Molti sono scettici, ma io sono dell’idea che il sostegno anche militare vada continuato perché il sacrificio della resistenza dell’Ucraina è un valore e perché le potenze sono riluttanti ad avviare un negoziato. Far stravincere Putin non migliorerebbe la situazione, anzi: questo ci mette in grande attenzione, ma dobbiamo aiutare anche militarmente l’Ucraina per giungere alle trattative.

Su quali assi si potrebbe muovere un negoziato di Usa e Ue con Mosca e Pechino?

La negoziazione, dopo un massacro di queste entità, deve partire dalle indicazione della Sante Sede coinvolgendo le potenze su argomenti che in questi anni abbiamo trascurato: aver fatto cadere tutti gli accordi sui missili balistici, sulle armi ipersoniche, sulle armi proibite è stato un errore. L’Ucraina va inserita in uno scenario più grande e questa è l’arte del negoziato.

È realistica la soluzione di una Ucraina neutrale rispetto alla Nato e affiliata alla Ue?
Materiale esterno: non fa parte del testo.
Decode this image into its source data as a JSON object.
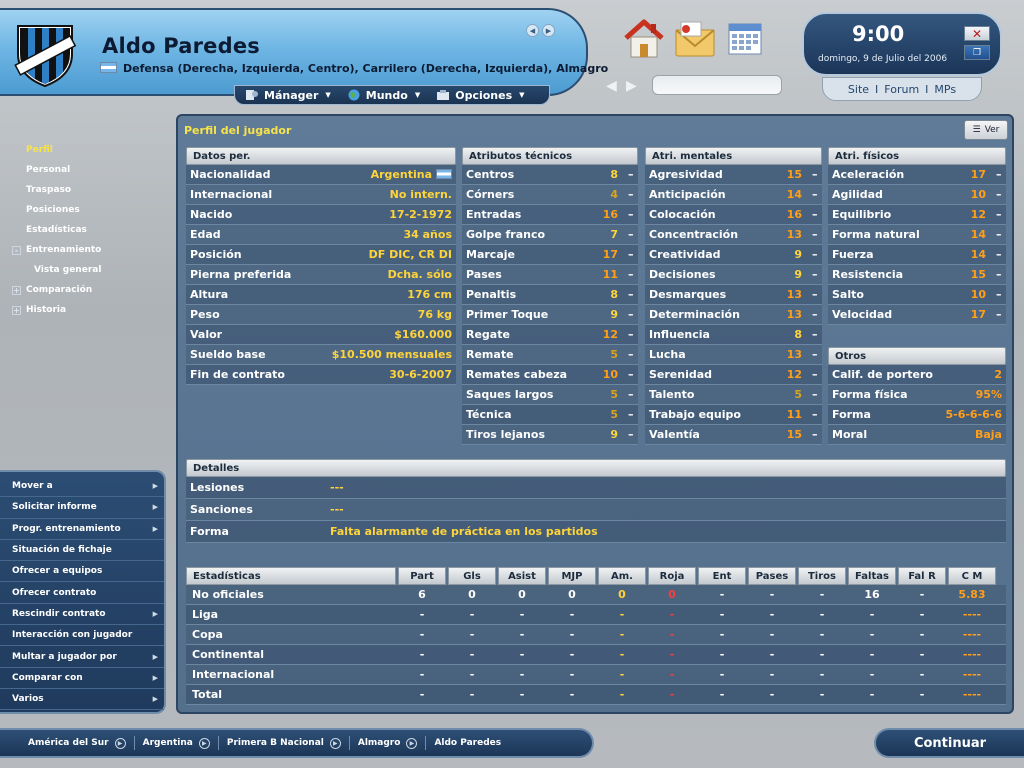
{
  "header": {
    "player_name": "Aldo Paredes",
    "player_subtitle": "Defensa (Derecha, Izquierda, Centro), Carrilero (Derecha, Izquierda), Almagro",
    "club_badge_text": "ALMAGRO",
    "menu": [
      {
        "label": "Mánager",
        "icon": "manager-icon"
      },
      {
        "label": "Mundo",
        "icon": "globe-icon"
      },
      {
        "label": "Opciones",
        "icon": "options-icon"
      }
    ]
  },
  "top_icons": [
    "home-icon",
    "mail-icon",
    "calendar-icon"
  ],
  "clock": {
    "time": "9:00",
    "date": "domingo, 9 de Julio del 2006"
  },
  "site_links": [
    "Site",
    "Forum",
    "MPs"
  ],
  "sidebar": {
    "items": [
      {
        "label": "Perfil",
        "active": true
      },
      {
        "label": "Personal"
      },
      {
        "label": "Traspaso"
      },
      {
        "label": "Posiciones"
      },
      {
        "label": "Estadísticas"
      },
      {
        "label": "Entrenamiento",
        "toggle": "-"
      },
      {
        "label": "Vista general",
        "sub": true
      },
      {
        "label": "Comparación",
        "toggle": "+"
      },
      {
        "label": "Historia",
        "toggle": "+"
      }
    ]
  },
  "actions": [
    "Mover a",
    "Solicitar informe",
    "Progr. entrenamiento",
    "Situación de fichaje",
    "Ofrecer a equipos",
    "Ofrecer contrato",
    "Rescindir contrato",
    "Interacción con jugador",
    "Multar a jugador por",
    "Comparar con",
    "Varios"
  ],
  "actions_with_arrow": [
    true,
    true,
    true,
    false,
    false,
    false,
    true,
    false,
    true,
    true,
    true
  ],
  "panel": {
    "title": "Perfil del jugador",
    "ver_label": "Ver"
  },
  "personal": {
    "title": "Datos per.",
    "rows": [
      [
        "Nacionalidad",
        "Argentina"
      ],
      [
        "Internacional",
        "No intern."
      ],
      [
        "Nacido",
        "17-2-1972"
      ],
      [
        "Edad",
        "34 años"
      ],
      [
        "Posición",
        "DF DIC, CR DI"
      ],
      [
        "Pierna preferida",
        "Dcha. sólo"
      ],
      [
        "Altura",
        "176 cm"
      ],
      [
        "Peso",
        "76 kg"
      ],
      [
        "Valor",
        "$160.000"
      ],
      [
        "Sueldo base",
        "$10.500 mensuales"
      ],
      [
        "Fin de contrato",
        "30-6-2007"
      ]
    ]
  },
  "technical": {
    "title": "Atributos técnicos",
    "rows": [
      [
        "Centros",
        "8"
      ],
      [
        "Córners",
        "4"
      ],
      [
        "Entradas",
        "16"
      ],
      [
        "Golpe franco",
        "7"
      ],
      [
        "Marcaje",
        "17"
      ],
      [
        "Pases",
        "11"
      ],
      [
        "Penaltis",
        "8"
      ],
      [
        "Primer Toque",
        "9"
      ],
      [
        "Regate",
        "12"
      ],
      [
        "Remate",
        "5"
      ],
      [
        "Remates cabeza",
        "10"
      ],
      [
        "Saques largos",
        "5"
      ],
      [
        "Técnica",
        "5"
      ],
      [
        "Tiros lejanos",
        "9"
      ]
    ]
  },
  "mental": {
    "title": "Atri. mentales",
    "rows": [
      [
        "Agresividad",
        "15"
      ],
      [
        "Anticipación",
        "14"
      ],
      [
        "Colocación",
        "16"
      ],
      [
        "Concentración",
        "13"
      ],
      [
        "Creatividad",
        "9"
      ],
      [
        "Decisiones",
        "9"
      ],
      [
        "Desmarques",
        "13"
      ],
      [
        "Determinación",
        "13"
      ],
      [
        "Influencia",
        "8"
      ],
      [
        "Lucha",
        "13"
      ],
      [
        "Serenidad",
        "12"
      ],
      [
        "Talento",
        "5"
      ],
      [
        "Trabajo equipo",
        "11"
      ],
      [
        "Valentía",
        "15"
      ]
    ]
  },
  "physical": {
    "title": "Atri. físicos",
    "rows": [
      [
        "Aceleración",
        "17"
      ],
      [
        "Agilidad",
        "10"
      ],
      [
        "Equilibrio",
        "12"
      ],
      [
        "Forma natural",
        "14"
      ],
      [
        "Fuerza",
        "14"
      ],
      [
        "Resistencia",
        "15"
      ],
      [
        "Salto",
        "10"
      ],
      [
        "Velocidad",
        "17"
      ]
    ]
  },
  "others": {
    "title": "Otros",
    "rows": [
      [
        "Calif. de portero",
        "2"
      ],
      [
        "Forma física",
        "95%"
      ],
      [
        "Forma",
        "5-6-6-6-6"
      ],
      [
        "Moral",
        "Baja"
      ]
    ]
  },
  "details": {
    "title": "Detalles",
    "rows": [
      [
        "Lesiones",
        "---"
      ],
      [
        "Sanciones",
        "---"
      ],
      [
        "Forma",
        "Falta alarmante de práctica en los partidos"
      ]
    ]
  },
  "stats": {
    "headers": [
      "Estadísticas",
      "Part",
      "Gls",
      "Asist",
      "MJP",
      "Am.",
      "Roja",
      "Ent",
      "Pases",
      "Tiros",
      "Faltas",
      "Fal R",
      "C M"
    ],
    "rows": [
      [
        "No oficiales",
        "6",
        "0",
        "0",
        "0",
        "0",
        "0",
        "-",
        "-",
        "-",
        "16",
        "-",
        "5.83"
      ],
      [
        "Liga",
        "-",
        "-",
        "-",
        "-",
        "-",
        "-",
        "-",
        "-",
        "-",
        "-",
        "-",
        "----"
      ],
      [
        "Copa",
        "-",
        "-",
        "-",
        "-",
        "-",
        "-",
        "-",
        "-",
        "-",
        "-",
        "-",
        "----"
      ],
      [
        "Continental",
        "-",
        "-",
        "-",
        "-",
        "-",
        "-",
        "-",
        "-",
        "-",
        "-",
        "-",
        "----"
      ],
      [
        "Internacional",
        "-",
        "-",
        "-",
        "-",
        "-",
        "-",
        "-",
        "-",
        "-",
        "-",
        "-",
        "----"
      ],
      [
        "Total",
        "-",
        "-",
        "-",
        "-",
        "-",
        "-",
        "-",
        "-",
        "-",
        "-",
        "-",
        "----"
      ]
    ]
  },
  "breadcrumb": [
    "América del Sur",
    "Argentina",
    "Primera B Nacional",
    "Almagro",
    "Aldo Paredes"
  ],
  "continue_label": "Continuar",
  "colors": {
    "accent_yellow": "#ffd43a",
    "accent_orange": "#ff9f1a",
    "header_blue": "#6fb6e4",
    "panel_blue": "#5f7b98"
  }
}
Questa è una soluzione che assomiglia all’arte del negoziato ma ha un limite. Putin vedrebbe risolto il problema Ucraina, ma non si affronterebbe la contiguità della Federazione russa con i confini della Nato: un contrasto che si può riaprire sul Bosforo, ad esempio, o sul Baltico. La neutralità è una pezza fredda su un nocciolo nucleare in evoluzione. In questo grande scenario sarebbero pure da ridefinire i rapporti euro-atlantici.

Il Papa ha chiesto di «fermare il massacro». Quale può essere il ruolo di noi semplici cittadini?
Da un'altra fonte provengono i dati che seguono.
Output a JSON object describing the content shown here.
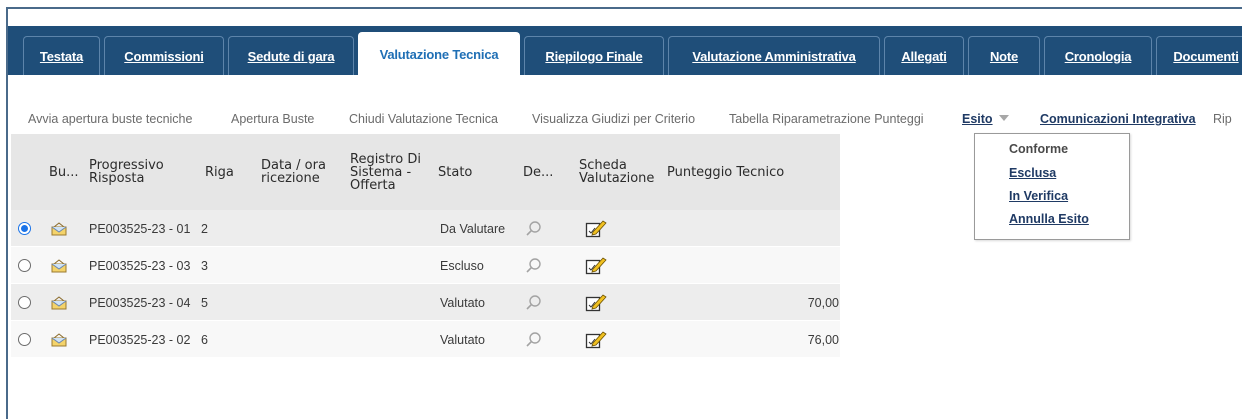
{
  "tabs": [
    {
      "label": "Testata",
      "active": false
    },
    {
      "label": "Commissioni",
      "active": false
    },
    {
      "label": "Sedute di gara",
      "active": false
    },
    {
      "label": "Valutazione Tecnica",
      "active": true
    },
    {
      "label": "Riepilogo Finale",
      "active": false
    },
    {
      "label": "Valutazione Amministrativa",
      "active": false
    },
    {
      "label": "Allegati",
      "active": false
    },
    {
      "label": "Note",
      "active": false
    },
    {
      "label": "Cronologia",
      "active": false
    },
    {
      "label": "Documenti",
      "active": false
    }
  ],
  "toolbar": {
    "avvia": "Avvia apertura buste tecniche",
    "apertura": "Apertura Buste",
    "chiudi": "Chiudi Valutazione Tecnica",
    "visualizza": "Visualizza Giudizi per Criterio",
    "tabella": "Tabella Riparametrazione Punteggi",
    "esito": "Esito",
    "comunicazioni": "Comunicazioni Integrativa",
    "rip": "Rip"
  },
  "esito_menu": {
    "items": [
      "Conforme",
      "Esclusa",
      "In Verifica",
      "Annulla Esito"
    ]
  },
  "table": {
    "headers": {
      "busta": "Bu...",
      "progressivo_1": "Progressivo",
      "progressivo_2": "Risposta",
      "riga": "Riga",
      "data_1": "Data / ora",
      "data_2": "ricezione",
      "registro_1": "Registro Di",
      "registro_2": "Sistema -",
      "registro_3": "Offerta",
      "stato": "Stato",
      "dettaglio": "De...",
      "scheda_1": "Scheda",
      "scheda_2": "Valutazione",
      "punteggio": "Punteggio Tecnico"
    },
    "rows": [
      {
        "selected": true,
        "progressivo": "PE003525-23 - 01",
        "riga": "2",
        "stato": "Da Valutare",
        "punteggio": ""
      },
      {
        "selected": false,
        "progressivo": "PE003525-23 - 03",
        "riga": "3",
        "stato": "Escluso",
        "punteggio": ""
      },
      {
        "selected": false,
        "progressivo": "PE003525-23 - 04",
        "riga": "5",
        "stato": "Valutato",
        "punteggio": "70,00"
      },
      {
        "selected": false,
        "progressivo": "PE003525-23 - 02",
        "riga": "6",
        "stato": "Valutato",
        "punteggio": "76,00"
      }
    ]
  },
  "icons": {
    "busta": "envelope-icon",
    "dettaglio": "magnifier-icon",
    "scheda": "edit-sheet-icon"
  },
  "colors": {
    "tab_bar": "#1f4e79",
    "active_tab_text": "#1f6fb5",
    "link": "#1f3a64",
    "radio_selected": "#1a73e8"
  }
}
Non farsi travolgere dalle pur forti emozioni ma trovare le condizioni per una tregua e una salvezza per chi è intrappolato nei combattimenti. In passato abbiamo lasciato acriticamente che il «salvatore contro i terroristi» fosse Putin, lo abbiamo lasciato fare in operazioni durissime, e ora vediamo il volto del killer. La stabilizzazione delle terre dal Baltico al Mar Nero deve essere ripresa, più ancora che dalla Nato – alleanza difensiva – nelle mani dell’Europa.